Eighteen of the EU's 27 nations have put in place domestic laws for the global minimum tax as per a EU directive, Deloitte said.
The 15% global minimum tax rule–agreed to by the 130 countries in 2021 to prevent tax avoidance by multinationals—allows them to levy a ‘top-up tax’ on the intermediate holding company or the ultimate parent of an entity which artificially shows profits in a low-tax jurisdiction.
The global minimum tax regime is also referred to as pillar two of the drive against tax avoidance.
The top-up tax is the difference between the globally agreed minimum tax rate of 15% and the effective tax rate (ETR) the entity in the low-tax jurisdiction is subject to. If the low-tax country does not neutralise its tax advantage by introducing what is called a Qualified Domestic Minimum Top-up Tax (QDMTT), the intermediate holding company or the ultimate parent in other jurisdictions will be subject to a top up tax.

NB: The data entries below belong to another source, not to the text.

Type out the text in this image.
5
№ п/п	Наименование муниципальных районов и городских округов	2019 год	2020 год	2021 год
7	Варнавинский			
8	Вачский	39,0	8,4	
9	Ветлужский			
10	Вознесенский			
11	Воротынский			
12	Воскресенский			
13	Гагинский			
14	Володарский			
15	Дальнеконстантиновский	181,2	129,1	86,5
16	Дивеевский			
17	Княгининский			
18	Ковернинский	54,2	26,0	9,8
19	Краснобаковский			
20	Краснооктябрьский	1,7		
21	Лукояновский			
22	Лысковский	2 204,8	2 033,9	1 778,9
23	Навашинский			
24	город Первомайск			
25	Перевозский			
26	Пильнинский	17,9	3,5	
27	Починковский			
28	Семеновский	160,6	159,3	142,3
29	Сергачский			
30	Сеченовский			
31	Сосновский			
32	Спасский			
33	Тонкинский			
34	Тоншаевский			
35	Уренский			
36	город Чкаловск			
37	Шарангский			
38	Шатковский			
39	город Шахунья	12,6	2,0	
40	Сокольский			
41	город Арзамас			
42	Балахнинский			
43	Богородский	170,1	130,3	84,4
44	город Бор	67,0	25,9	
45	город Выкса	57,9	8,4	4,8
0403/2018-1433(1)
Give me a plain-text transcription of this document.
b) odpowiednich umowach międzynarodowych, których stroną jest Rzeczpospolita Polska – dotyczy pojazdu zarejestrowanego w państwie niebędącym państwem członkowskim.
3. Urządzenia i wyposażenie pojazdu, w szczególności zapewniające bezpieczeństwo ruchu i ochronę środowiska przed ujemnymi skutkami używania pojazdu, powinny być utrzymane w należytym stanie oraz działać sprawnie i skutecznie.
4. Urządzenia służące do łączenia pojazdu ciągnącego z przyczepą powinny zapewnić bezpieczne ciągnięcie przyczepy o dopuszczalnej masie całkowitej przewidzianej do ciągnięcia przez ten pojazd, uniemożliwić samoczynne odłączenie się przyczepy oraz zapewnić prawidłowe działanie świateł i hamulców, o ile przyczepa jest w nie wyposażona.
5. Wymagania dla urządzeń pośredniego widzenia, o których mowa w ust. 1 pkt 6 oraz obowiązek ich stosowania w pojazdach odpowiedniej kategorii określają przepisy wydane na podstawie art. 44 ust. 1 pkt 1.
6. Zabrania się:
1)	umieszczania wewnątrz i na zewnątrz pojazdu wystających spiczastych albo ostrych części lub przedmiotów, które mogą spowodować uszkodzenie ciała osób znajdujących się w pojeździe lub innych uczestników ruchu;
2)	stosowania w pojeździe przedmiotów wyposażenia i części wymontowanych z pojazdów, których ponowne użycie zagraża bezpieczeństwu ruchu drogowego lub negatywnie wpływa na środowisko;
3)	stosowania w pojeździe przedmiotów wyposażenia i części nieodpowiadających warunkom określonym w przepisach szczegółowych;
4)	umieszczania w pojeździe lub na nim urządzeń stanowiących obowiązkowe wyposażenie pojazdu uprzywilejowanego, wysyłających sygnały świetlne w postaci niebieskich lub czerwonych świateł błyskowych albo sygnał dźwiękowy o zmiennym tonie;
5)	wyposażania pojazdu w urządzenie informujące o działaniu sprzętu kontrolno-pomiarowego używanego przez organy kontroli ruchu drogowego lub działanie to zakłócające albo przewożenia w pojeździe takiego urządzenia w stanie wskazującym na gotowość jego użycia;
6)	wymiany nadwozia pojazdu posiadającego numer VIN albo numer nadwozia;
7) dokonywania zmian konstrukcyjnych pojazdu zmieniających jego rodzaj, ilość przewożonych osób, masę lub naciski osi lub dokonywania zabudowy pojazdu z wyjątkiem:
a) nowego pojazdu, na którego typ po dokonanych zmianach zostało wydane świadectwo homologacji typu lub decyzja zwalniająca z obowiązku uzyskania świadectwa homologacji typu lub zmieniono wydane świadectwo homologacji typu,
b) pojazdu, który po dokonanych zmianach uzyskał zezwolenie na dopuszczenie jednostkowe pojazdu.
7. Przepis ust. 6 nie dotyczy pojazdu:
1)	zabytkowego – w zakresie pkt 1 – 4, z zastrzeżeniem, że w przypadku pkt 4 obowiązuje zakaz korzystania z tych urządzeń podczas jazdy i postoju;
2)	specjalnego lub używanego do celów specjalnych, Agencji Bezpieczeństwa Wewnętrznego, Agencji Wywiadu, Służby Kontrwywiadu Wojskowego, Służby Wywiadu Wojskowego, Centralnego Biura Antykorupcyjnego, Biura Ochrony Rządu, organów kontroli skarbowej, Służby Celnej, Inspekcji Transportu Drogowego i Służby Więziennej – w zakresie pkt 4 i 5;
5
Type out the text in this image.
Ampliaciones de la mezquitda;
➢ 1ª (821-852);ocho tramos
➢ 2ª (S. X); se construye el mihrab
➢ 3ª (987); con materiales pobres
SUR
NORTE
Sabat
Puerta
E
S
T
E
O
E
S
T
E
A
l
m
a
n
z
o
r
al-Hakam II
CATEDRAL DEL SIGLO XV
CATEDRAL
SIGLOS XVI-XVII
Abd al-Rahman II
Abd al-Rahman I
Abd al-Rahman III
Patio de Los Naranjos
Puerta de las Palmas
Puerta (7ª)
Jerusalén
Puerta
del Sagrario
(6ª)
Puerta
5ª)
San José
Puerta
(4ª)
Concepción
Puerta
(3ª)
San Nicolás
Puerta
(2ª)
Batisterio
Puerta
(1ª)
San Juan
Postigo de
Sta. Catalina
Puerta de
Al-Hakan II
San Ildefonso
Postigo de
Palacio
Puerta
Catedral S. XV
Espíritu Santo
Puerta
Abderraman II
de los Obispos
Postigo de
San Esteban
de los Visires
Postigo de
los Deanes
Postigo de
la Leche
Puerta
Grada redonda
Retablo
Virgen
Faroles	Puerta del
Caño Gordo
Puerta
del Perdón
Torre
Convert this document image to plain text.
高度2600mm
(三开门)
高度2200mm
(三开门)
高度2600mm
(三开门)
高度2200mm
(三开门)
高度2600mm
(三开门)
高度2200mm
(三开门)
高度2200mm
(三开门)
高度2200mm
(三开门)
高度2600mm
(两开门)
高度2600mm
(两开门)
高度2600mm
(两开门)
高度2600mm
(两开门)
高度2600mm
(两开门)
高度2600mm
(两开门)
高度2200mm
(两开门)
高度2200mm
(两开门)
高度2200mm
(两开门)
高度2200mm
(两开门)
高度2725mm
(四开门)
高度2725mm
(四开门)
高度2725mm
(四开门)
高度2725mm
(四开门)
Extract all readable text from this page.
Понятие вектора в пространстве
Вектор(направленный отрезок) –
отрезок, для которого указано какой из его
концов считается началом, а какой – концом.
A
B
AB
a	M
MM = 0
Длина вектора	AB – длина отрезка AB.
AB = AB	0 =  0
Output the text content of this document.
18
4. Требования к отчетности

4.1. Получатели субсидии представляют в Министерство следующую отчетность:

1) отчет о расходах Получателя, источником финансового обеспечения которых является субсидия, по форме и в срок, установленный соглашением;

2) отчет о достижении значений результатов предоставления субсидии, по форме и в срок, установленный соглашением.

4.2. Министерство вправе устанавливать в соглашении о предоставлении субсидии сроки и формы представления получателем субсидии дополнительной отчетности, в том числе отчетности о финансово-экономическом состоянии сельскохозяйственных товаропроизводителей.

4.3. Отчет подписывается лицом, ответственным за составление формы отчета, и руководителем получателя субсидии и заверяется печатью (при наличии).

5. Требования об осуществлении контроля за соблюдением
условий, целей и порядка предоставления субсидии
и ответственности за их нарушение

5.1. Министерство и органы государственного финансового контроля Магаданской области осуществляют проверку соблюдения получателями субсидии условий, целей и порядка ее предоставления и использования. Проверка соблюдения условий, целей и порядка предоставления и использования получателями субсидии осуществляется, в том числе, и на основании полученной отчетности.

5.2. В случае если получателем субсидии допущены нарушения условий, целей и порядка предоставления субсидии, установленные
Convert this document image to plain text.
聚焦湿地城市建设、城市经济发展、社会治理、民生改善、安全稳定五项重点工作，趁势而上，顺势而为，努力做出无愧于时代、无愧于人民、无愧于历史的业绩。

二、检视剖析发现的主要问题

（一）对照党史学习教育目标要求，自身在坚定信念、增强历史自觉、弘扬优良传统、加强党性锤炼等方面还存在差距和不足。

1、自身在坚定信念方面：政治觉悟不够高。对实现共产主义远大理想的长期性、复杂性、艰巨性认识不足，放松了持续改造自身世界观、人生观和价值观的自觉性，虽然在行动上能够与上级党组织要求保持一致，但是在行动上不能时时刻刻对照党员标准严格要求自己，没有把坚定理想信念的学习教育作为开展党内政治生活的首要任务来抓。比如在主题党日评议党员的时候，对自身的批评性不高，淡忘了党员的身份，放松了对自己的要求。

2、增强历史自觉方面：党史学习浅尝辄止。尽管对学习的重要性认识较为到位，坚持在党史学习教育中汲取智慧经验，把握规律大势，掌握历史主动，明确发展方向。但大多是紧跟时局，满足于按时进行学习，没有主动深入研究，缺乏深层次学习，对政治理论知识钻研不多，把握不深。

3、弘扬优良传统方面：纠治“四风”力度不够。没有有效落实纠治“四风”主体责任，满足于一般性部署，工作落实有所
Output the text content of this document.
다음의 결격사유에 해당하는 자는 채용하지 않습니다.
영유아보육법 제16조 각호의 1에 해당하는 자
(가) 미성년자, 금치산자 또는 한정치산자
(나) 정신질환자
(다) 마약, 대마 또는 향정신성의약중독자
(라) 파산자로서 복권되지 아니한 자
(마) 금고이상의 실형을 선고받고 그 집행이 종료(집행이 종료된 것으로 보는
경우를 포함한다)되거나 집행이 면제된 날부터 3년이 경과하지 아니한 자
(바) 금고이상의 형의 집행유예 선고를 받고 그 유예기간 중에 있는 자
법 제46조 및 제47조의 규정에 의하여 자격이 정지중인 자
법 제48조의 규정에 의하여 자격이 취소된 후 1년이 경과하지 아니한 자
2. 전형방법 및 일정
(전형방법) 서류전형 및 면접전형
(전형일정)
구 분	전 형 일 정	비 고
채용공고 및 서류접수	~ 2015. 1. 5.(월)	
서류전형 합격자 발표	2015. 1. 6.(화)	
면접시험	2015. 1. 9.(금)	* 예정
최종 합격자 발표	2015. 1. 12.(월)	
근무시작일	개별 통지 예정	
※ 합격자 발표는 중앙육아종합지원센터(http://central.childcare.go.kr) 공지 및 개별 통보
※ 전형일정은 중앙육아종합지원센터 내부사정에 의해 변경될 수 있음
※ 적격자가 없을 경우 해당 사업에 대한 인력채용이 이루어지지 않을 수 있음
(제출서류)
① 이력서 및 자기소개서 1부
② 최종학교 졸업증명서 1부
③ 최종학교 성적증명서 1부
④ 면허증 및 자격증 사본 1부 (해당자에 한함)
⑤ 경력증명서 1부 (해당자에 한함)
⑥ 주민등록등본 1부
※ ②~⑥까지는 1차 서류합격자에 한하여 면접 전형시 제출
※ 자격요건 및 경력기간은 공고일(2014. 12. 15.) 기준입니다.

Even in cases where the intermediate holding company or the ultimate parent is in a low-tax jurisdiction, the global tax deal allows a way of neutralizing the tax advantage by subjecting group entities in countries with above 15% tax rates to additional tax.
The consequences of failure to pay up the new tax "would be a top-up tax in the jurisdiction applicable," explained Rohinton Sidhwa, partner, Deloitte India.
“Ideally most headquarter jurisdictions would impose the top-up tax but under some circumstances it could be other jurisdictions that the multinational enterprise operates in, or alternatively, the tax jurisdiction where the income arises could impose a Qualified Domestic Minimum Top-Up Tax (QDMTT)," said Sidhwa.
Companies reviewing operating structures
Most businesses are reviewing their operating structures and are evaluating if top up taxes apply and if they do, how to minimize the impact on global effective tax rate or ETR, he added.
For India, many experts expect that the Central Board of Direct Taxes (CBDT) to come out with legislative amendments to the Income Tax Act to implement the global minimum tax regime and to levy any top up tax it needs to.
An email sent to the spokesperson for the finance ministry and to CBDT on Thursday seeking comments for the story remained unanswered at the time of publishing. The government will be coming out with a Finance Bill as part of the full budget for FY25 in July as the interim budget did not have a Finance Bill.
Amit Maheshwari, tax partner at tax and consulting firm AKM Global said Indian headquartered groups with subsidiaries in low tax jurisdictions, especially those which have already announced implementation of the 15% global minimum tax regime, should evaluate its impact while preparing consolidated group financials.
“Also, these companies need to analyse their existing transfer pricing arrangements and supply chains," said Maheshwari. Transfer pricing refers to the valuation of multinational firms’ intra-group transactions across different countries that have a bearing how income is recognized in these countries.
Maheshwari said Indian subsidiaries of overseas headquartered groups will not have much impact of pillar two since the effective tax rates in India (including newly setup manufacturing business) are already more than the minimum 15% prescribed by pillar two.
“Notably, companies whose effective tax rate is lower than 15% due to tax incentives or profit linked deductions, may have to evaluate the impact of Pillar 2, when implemented," said Maheshwari.
“We are on the cusp of a new era in international taxation," Deloitte said in its analysis, adding that independent of when and how India implements the GloBE rules, Indian multinational groups will have to comply with this regime in the jurisdictions where they operate.
“It is imperative that multinational enterprise groups understand how to navigate the pillar two framework and are implementation ready," the analysis said.